His contribution to the second Smith try seven minutes later was nothing short of sporting poetry.

After a nice run and offload by Michael Vella, he took the ball in a two-on-two situation and used - ahem - a dummy and step to burn off one defender with callous disregard. "Whoever it was defending, he was dividing his bets," Widders said. "I knew if I dummied he was going to take it."
Smith popped up exactly where he was supposed to be and scored.

And then Armidale's favourite son took a pass from Eric Grothe just after half-time and sped away like a winger over 40 metres to put the Eels in front for the last time.

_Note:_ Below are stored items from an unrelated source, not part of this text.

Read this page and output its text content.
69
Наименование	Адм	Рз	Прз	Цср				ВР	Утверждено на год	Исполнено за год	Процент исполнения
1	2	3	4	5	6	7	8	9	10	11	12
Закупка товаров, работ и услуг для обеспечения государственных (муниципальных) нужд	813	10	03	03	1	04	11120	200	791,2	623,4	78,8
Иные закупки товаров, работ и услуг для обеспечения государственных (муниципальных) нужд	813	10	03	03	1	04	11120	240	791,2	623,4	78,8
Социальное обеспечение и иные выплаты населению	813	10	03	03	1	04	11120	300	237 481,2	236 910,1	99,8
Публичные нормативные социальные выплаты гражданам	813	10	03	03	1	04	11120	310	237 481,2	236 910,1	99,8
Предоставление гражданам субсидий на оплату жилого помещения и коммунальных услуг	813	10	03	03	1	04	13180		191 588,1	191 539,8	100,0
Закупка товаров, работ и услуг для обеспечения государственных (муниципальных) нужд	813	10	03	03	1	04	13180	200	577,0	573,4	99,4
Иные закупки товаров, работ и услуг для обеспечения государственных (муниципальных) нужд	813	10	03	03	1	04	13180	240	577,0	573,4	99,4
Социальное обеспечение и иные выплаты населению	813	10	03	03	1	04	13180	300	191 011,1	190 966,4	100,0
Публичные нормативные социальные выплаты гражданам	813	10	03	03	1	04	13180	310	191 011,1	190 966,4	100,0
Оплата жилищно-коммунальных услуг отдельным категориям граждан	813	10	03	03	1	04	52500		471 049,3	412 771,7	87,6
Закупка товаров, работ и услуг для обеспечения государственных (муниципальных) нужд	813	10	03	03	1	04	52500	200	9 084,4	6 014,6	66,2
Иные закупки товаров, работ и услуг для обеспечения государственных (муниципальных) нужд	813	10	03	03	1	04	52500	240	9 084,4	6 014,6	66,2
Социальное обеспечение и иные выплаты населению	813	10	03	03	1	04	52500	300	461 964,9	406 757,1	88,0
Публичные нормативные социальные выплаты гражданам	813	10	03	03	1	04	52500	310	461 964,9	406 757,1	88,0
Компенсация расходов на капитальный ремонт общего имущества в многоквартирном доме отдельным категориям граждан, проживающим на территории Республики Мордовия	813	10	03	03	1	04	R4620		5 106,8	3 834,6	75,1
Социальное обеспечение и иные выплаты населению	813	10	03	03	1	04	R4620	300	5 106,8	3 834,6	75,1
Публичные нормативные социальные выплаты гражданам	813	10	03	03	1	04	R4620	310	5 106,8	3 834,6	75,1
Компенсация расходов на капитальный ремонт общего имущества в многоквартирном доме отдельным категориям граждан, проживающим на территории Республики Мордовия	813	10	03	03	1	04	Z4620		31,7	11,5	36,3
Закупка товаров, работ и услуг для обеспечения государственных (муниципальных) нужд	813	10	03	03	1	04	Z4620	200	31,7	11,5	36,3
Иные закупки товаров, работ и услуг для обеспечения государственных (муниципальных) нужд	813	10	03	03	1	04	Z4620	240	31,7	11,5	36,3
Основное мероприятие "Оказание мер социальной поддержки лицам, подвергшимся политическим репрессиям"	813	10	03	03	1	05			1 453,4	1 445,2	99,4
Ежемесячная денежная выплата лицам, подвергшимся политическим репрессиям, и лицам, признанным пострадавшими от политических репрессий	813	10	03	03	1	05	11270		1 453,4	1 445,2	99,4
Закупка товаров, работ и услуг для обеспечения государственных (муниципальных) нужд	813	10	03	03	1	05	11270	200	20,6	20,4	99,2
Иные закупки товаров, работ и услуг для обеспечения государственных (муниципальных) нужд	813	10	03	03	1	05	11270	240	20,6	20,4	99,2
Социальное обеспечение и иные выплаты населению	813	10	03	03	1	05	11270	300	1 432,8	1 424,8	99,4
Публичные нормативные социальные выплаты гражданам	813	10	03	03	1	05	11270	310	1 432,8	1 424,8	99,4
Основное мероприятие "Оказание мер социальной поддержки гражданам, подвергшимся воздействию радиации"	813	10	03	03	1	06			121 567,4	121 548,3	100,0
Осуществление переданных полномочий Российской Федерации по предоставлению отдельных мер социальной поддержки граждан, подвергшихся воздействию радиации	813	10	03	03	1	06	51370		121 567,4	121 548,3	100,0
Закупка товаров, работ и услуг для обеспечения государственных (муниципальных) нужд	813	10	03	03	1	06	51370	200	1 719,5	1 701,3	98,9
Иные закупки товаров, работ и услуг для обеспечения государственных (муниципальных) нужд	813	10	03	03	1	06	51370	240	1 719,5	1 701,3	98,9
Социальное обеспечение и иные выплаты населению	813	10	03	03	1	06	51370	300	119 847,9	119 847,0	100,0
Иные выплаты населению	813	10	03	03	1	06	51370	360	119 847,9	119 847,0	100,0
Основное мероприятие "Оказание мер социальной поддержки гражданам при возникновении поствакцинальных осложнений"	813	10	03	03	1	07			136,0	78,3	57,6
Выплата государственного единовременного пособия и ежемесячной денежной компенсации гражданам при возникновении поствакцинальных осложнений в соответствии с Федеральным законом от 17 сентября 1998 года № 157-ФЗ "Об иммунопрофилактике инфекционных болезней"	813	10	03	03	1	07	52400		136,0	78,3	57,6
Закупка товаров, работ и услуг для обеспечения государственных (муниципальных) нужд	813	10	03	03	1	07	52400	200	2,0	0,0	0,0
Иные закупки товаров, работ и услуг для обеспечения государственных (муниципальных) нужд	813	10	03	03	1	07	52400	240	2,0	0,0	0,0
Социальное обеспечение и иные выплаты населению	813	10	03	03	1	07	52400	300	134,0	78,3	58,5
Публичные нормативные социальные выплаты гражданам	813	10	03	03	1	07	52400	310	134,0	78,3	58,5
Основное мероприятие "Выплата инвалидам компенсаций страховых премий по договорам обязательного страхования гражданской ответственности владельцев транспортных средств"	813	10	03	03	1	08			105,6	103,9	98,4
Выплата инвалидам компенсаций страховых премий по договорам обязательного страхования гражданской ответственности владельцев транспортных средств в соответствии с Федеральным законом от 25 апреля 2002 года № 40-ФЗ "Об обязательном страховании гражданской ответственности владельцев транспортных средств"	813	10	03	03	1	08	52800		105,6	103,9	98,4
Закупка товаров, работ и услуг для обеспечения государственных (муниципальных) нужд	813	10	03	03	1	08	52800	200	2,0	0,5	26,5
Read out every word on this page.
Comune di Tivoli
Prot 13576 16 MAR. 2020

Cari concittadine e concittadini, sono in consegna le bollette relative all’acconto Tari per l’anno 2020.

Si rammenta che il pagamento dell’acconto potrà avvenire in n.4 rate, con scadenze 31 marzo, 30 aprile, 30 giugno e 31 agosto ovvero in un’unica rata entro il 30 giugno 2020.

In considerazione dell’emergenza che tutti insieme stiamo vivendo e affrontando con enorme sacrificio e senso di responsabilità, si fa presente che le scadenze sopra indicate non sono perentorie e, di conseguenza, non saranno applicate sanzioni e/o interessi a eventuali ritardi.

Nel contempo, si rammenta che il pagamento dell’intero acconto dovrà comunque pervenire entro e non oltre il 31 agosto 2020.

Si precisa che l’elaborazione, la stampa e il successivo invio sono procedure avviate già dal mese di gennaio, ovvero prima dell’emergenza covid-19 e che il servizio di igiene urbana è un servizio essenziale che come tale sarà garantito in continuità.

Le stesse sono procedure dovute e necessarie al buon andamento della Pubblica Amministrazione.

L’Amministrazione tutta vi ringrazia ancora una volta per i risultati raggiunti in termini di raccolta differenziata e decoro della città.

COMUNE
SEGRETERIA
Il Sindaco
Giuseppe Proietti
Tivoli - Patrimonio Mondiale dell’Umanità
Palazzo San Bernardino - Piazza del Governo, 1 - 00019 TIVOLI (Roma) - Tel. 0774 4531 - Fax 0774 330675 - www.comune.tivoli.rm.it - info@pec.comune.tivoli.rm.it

Widders reckoned the events of the previous week, which saw South Sydney's Bryan Fletcher fined, suspended and stripped of the captaincy for calling him a "black c---", didn't have much impact on last night's events.

"I wasn't out there to point the finger," he said. "I was just glad we could set an example for kids, both of us combined.

"A lot of people don't realise that those sort of words hurt. To a lot of people they are just words but to a lot of indigenous people, we really get offended.

"I know Fletch, he's a great fella. He didn't mean it in a bad way. I wasn't about to go out there and hound him.

"We put it to rest in one or two days. That was the best thing about it."

Widders took only 49 minutes to put St George Illawarra to rest.

He's scored eight tries off the bench this season, using a move everyone knows about but no one can stop.